As used herein, “primer” refers to a single-stranded specific oligonucleotide having a base sequence complementary to a target base sequence specific to the species to be detected.

The term “single nucleotide polymorphism (SNP)” used herein means that one nucleotide sequence consisting of A, T, G, and C in the genome is changed to a different nucleotide sequence. Polymorphism refers to the presence of two or more alleles at one genetic locus, and when only a single base differs depending on the individual among the polymorphic sites, it is called a single nucleotide polymorphism. Preferred polymorphic markers have two or more alleles with an occurrence frequency of 1% or more in the selected population.

Detailed Description of the Invention:

According to one aspect of the present invention, a first forward primer consisting of the nucleic acid sequence shown in SEQ ID NO: 5;

A second forward primer consisting of the nucleic acid sequence shown in SEQ ID NO: 6; and

A species-specific PCR kit for identifying fish species of the genus Benguet, including a universal reverse primer consisting of the nucleic acid sequence shown in SEQ ID NO: 4, is provided.

In the species-specific PCR kit, the fish species of the genus may be G. punctata or G. leonina .

According to another aspect of the present invention, a genomic DNA extraction step of extracting genomic DNA from fish of the genus Bangedome;

A DNA amplification step of amplifying genomic DNA extracted with the PCR kit of claim 1;

An electrophoresis step of performing electrophoresis on the amplified DNA product; and

A method for identifying fish species of the Benguet genus is provided, including the step of analyzing the band pattern of electrophoresed DNA.
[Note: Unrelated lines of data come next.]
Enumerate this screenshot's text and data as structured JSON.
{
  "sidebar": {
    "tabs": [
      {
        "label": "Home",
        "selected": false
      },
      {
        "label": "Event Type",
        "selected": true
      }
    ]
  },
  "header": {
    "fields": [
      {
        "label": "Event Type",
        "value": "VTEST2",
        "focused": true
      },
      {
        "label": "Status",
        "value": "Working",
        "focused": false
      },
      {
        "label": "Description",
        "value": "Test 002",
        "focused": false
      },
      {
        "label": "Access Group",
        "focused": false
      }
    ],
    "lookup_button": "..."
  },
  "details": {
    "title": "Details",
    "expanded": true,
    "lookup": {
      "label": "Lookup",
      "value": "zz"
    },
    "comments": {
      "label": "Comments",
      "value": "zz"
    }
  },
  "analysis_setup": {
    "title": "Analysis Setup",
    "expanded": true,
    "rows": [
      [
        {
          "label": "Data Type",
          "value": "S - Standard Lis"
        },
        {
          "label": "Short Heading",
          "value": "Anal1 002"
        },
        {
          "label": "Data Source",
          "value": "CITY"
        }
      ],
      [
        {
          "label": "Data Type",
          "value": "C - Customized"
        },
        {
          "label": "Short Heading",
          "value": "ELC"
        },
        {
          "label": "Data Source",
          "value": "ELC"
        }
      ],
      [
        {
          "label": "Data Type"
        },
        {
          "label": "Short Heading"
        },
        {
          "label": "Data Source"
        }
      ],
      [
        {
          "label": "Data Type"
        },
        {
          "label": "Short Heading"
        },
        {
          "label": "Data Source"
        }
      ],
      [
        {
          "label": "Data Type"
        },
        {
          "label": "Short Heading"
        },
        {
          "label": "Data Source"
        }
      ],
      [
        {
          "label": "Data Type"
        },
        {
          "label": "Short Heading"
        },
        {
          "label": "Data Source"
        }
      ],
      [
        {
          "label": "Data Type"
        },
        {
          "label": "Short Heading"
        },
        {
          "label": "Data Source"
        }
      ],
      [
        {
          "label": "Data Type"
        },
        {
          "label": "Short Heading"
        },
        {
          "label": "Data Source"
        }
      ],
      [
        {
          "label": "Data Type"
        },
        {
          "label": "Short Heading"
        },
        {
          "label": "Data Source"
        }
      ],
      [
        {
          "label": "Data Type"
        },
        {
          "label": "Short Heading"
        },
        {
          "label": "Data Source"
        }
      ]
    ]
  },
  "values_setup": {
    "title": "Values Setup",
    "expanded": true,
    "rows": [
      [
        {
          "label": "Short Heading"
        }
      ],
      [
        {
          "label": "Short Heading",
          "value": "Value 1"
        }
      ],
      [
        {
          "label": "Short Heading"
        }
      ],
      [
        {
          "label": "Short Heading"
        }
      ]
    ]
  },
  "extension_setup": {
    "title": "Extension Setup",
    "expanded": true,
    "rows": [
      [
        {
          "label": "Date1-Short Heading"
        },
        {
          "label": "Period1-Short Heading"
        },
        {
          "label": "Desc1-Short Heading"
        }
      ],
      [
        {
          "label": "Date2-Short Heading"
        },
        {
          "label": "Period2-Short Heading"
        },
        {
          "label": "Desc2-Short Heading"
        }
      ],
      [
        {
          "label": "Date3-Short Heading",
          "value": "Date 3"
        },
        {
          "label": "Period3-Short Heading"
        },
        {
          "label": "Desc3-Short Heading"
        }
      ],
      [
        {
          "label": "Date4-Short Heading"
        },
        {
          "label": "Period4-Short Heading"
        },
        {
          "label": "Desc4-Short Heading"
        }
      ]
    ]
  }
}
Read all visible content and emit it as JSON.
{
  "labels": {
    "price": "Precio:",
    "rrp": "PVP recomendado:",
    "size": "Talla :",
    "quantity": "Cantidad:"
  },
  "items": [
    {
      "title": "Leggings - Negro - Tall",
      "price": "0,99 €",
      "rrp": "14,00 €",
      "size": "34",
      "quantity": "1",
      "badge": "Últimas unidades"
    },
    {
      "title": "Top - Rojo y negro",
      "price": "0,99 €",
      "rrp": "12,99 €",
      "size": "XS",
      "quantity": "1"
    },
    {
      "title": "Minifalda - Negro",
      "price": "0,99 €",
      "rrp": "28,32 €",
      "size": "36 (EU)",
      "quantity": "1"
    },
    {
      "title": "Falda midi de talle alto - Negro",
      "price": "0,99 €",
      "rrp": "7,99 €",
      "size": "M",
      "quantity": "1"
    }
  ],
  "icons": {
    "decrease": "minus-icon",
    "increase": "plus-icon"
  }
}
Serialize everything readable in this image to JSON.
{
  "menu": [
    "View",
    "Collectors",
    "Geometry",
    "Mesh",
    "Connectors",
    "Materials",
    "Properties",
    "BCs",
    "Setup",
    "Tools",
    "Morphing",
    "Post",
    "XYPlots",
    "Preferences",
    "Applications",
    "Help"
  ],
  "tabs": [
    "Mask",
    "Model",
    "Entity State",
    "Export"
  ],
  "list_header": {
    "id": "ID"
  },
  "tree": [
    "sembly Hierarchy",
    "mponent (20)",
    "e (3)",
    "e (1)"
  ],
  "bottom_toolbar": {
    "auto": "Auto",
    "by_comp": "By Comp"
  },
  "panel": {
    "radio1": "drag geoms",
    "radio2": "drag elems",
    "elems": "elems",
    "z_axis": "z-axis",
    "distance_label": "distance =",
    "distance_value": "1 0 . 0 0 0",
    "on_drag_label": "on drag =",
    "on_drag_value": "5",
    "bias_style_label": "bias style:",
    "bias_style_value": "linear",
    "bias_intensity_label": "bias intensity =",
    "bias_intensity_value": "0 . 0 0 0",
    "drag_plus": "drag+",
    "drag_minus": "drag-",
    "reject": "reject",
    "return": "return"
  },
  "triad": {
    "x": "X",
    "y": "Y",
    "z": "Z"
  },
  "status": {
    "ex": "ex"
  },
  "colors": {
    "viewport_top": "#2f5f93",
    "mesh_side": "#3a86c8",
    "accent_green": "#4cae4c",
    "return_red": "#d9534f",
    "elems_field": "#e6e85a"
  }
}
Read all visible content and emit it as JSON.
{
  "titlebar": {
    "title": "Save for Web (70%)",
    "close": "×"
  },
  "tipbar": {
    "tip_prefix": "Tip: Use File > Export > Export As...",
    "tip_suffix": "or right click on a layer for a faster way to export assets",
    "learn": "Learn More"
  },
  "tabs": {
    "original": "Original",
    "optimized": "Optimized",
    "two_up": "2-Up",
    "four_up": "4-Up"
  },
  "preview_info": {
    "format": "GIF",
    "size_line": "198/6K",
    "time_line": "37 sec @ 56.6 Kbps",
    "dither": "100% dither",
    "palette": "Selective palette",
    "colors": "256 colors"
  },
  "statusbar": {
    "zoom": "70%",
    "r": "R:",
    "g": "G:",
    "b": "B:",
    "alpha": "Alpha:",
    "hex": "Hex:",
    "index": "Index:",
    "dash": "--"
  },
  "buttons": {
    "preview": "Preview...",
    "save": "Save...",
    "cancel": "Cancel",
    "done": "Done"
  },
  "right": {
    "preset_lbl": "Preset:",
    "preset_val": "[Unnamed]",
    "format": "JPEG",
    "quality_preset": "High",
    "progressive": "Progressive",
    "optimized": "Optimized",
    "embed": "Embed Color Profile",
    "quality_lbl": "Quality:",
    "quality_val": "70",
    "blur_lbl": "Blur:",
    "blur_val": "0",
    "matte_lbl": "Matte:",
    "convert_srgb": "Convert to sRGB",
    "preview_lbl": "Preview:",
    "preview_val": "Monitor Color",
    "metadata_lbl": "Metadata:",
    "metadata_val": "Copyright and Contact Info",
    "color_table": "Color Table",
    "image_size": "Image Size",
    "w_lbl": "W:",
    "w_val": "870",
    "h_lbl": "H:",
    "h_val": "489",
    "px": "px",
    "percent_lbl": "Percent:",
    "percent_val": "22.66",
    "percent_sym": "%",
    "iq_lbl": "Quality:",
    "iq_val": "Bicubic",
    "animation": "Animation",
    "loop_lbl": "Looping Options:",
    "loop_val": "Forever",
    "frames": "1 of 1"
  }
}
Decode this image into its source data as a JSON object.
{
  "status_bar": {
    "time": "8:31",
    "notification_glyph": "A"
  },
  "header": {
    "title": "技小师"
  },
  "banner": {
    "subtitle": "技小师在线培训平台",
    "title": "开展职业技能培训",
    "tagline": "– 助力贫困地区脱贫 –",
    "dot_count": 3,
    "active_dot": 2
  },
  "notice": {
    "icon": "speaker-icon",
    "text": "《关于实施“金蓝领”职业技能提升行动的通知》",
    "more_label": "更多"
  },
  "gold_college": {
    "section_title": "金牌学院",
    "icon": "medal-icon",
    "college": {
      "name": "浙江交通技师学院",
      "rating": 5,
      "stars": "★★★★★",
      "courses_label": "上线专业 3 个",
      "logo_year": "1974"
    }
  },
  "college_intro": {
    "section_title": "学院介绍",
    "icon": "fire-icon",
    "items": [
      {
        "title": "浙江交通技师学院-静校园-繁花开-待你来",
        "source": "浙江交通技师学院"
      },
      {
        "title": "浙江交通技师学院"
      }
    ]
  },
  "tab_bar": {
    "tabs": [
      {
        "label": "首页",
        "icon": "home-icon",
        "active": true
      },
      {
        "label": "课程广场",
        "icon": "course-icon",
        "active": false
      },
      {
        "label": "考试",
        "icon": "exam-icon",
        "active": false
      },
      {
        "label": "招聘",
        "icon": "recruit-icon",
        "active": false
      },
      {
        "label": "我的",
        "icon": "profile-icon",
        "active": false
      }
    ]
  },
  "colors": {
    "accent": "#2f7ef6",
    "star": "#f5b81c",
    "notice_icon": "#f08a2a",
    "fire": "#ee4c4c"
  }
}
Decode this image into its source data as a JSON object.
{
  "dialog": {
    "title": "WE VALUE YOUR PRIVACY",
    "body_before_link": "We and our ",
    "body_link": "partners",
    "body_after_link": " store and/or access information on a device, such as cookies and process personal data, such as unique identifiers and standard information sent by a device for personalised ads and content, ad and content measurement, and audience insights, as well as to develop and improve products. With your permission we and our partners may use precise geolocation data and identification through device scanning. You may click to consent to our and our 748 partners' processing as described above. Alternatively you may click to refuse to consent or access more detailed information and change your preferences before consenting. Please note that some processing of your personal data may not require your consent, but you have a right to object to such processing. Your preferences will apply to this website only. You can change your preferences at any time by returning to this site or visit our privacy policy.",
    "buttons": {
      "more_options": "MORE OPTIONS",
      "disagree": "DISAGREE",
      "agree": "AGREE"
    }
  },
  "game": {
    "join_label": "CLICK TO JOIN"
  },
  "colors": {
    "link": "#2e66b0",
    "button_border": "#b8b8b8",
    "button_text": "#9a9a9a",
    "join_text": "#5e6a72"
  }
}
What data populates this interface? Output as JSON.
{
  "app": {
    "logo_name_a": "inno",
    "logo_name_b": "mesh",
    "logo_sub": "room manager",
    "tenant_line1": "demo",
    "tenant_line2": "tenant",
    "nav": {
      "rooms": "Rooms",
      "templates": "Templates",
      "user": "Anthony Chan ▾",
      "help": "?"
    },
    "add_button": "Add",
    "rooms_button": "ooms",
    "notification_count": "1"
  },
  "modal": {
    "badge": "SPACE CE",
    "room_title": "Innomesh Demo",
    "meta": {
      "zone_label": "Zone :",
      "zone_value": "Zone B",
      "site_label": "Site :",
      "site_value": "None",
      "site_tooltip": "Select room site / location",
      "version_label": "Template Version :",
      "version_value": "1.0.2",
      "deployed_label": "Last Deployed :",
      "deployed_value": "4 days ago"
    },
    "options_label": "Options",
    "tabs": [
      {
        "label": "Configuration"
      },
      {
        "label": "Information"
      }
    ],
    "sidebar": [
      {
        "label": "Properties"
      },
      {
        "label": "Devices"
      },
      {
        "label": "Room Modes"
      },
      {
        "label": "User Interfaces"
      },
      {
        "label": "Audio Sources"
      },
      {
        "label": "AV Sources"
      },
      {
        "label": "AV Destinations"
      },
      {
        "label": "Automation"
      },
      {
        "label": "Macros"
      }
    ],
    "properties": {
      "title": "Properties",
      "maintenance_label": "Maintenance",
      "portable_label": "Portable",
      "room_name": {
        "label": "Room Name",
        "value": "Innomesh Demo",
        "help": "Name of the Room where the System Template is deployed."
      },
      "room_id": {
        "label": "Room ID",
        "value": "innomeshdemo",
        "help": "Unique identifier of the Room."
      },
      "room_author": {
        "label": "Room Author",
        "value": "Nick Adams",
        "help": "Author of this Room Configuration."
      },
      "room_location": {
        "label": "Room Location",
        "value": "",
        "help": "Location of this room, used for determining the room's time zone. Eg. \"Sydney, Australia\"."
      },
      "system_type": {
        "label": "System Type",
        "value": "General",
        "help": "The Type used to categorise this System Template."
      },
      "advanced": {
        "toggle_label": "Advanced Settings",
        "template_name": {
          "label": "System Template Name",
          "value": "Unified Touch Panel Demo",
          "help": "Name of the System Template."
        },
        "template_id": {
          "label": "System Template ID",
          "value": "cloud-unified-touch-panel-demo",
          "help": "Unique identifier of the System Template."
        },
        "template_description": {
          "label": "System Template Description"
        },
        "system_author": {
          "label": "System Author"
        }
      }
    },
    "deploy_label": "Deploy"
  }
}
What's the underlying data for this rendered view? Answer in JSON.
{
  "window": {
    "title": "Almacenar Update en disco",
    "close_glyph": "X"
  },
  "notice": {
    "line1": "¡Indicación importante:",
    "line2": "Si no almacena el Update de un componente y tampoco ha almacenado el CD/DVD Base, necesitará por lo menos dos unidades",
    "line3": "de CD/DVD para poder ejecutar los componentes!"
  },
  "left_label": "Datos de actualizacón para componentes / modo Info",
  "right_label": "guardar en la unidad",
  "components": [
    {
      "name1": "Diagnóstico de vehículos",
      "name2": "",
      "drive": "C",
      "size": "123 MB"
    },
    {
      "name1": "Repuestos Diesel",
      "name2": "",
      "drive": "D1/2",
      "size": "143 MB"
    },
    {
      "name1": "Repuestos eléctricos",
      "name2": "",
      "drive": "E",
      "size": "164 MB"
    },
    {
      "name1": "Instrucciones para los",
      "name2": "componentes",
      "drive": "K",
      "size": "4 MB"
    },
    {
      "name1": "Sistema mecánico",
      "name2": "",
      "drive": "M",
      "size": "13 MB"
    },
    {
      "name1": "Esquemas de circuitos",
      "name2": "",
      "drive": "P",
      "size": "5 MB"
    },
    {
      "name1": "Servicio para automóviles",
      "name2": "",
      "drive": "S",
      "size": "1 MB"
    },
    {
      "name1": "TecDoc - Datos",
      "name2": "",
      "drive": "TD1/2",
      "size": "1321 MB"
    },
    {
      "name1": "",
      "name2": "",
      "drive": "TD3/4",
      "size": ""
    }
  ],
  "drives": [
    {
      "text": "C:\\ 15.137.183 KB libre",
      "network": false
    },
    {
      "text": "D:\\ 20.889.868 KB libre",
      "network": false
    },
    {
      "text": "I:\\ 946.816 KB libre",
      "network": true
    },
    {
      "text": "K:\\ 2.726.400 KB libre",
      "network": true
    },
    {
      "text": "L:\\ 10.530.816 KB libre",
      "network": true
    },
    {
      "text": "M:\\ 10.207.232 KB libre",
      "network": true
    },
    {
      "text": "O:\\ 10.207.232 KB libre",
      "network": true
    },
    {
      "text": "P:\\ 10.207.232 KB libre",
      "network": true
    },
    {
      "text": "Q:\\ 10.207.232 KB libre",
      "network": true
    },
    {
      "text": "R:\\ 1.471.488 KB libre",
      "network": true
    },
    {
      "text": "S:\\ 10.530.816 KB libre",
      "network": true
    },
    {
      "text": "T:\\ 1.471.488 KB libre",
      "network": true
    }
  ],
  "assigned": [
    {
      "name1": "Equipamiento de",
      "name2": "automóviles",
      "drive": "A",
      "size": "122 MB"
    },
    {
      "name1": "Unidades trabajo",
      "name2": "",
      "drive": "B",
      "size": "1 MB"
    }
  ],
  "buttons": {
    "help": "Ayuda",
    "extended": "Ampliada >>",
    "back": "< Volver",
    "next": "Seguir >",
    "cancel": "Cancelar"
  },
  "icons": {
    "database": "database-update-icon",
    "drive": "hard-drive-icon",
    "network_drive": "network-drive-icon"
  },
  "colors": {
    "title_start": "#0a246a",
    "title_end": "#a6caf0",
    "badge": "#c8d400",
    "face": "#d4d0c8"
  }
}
In the above determination method, the step of analyzing the band pattern of the DNA can be performed by determining a band of 391 bp as G. punctata and a long-tailed bream ( G. leonina ) if a band of 579 bp is confirmed, and multi Genomic DNA can be amplified using multiplex PCR.

The sea bream ( G. punctata ) and the long-tailed sea bream ( G. leonina ) are economically important fish species that live in the East Sea and South Sea of Korea, southern Hokkaido, Japan, around Taiwan, and the East China Sea. In Korea, the above two species are highly valued, especially in Jeju Island, and are very similar in appearance, with adults showing the number of lateral scales with pores, spines, rays on the dorsal fin, and rays on the anal fin; The length of the caudal fin and gill cover (black in the long-tailed bengal sea bream and not black in the long-tailed sea bream) are used as methods for classification. However, during the seed period, it is impossible to distinguish them morphologically, and therefore, analysis technology is needed to clearly identify the two species of Benguet genus.

Mitochondrial DNA for species identification is convenient to use in genetic analysis because its amount is greater than nuclear DNA (Lee, GY et al., Foods , 11, 280. 2022). A DNA-based method for the identification of red sea bream ( G. punctata ) and long-tailed sea bream ( G. leonina ) involves polymerase chain reaction (PCR)-based restriction fragment length polymorphism (RFLP) analysis that identifies specific mutations at enzymatic cleavage sites. It has been reported (Itoi, S. et al., J. Mar. Sci . 64, 328-331. 2007). However, while PCR-based RFLP analysis is labor-intensive, time-consuming, and requires skilled operators, multiplex PCR methods use PCR equipment and imaging equipment (gel documentation systems) that are commonly available in most laboratories and depend on operator skills. It is a less dependent method (Noh, ES et al., J. Life Sci. 27, 746-753. 2017). In addition, multiplex PCR can be used more easily than RFLP because it is cost- and time-efficient for analysis because it can detect multiple targets simultaneously in a single reaction by performing PCR amplification without adding restriction enzymes. In addition, by analyzing differences in nucleotide sequences within a species and designing species-specific primers, false positive and false negative errors occurring due to genetic mutations can be compensated for during the analysis process (Axayacatl, RO et al ., Ichthyol. Res . 2008, 55, 389-393. 2008). Meanwhile, DNA barcoding is a widely used approach based on mitochondrial genes such as cytochrome oxidase subunit I (COI), 16S rRNA, and cytochrome b amplification and profiling. The above technology is being applied to various biological fields such as forensic genetics, biodiversity, and species identification. In particular, species and lineages can be accurately identified through mitochondrial DNA analysis based on amplification and sequence analysis of COI mitochondrial genes ( Parvez, I. et al., Ecol. Genet. Genom . 17, 100067. 2020).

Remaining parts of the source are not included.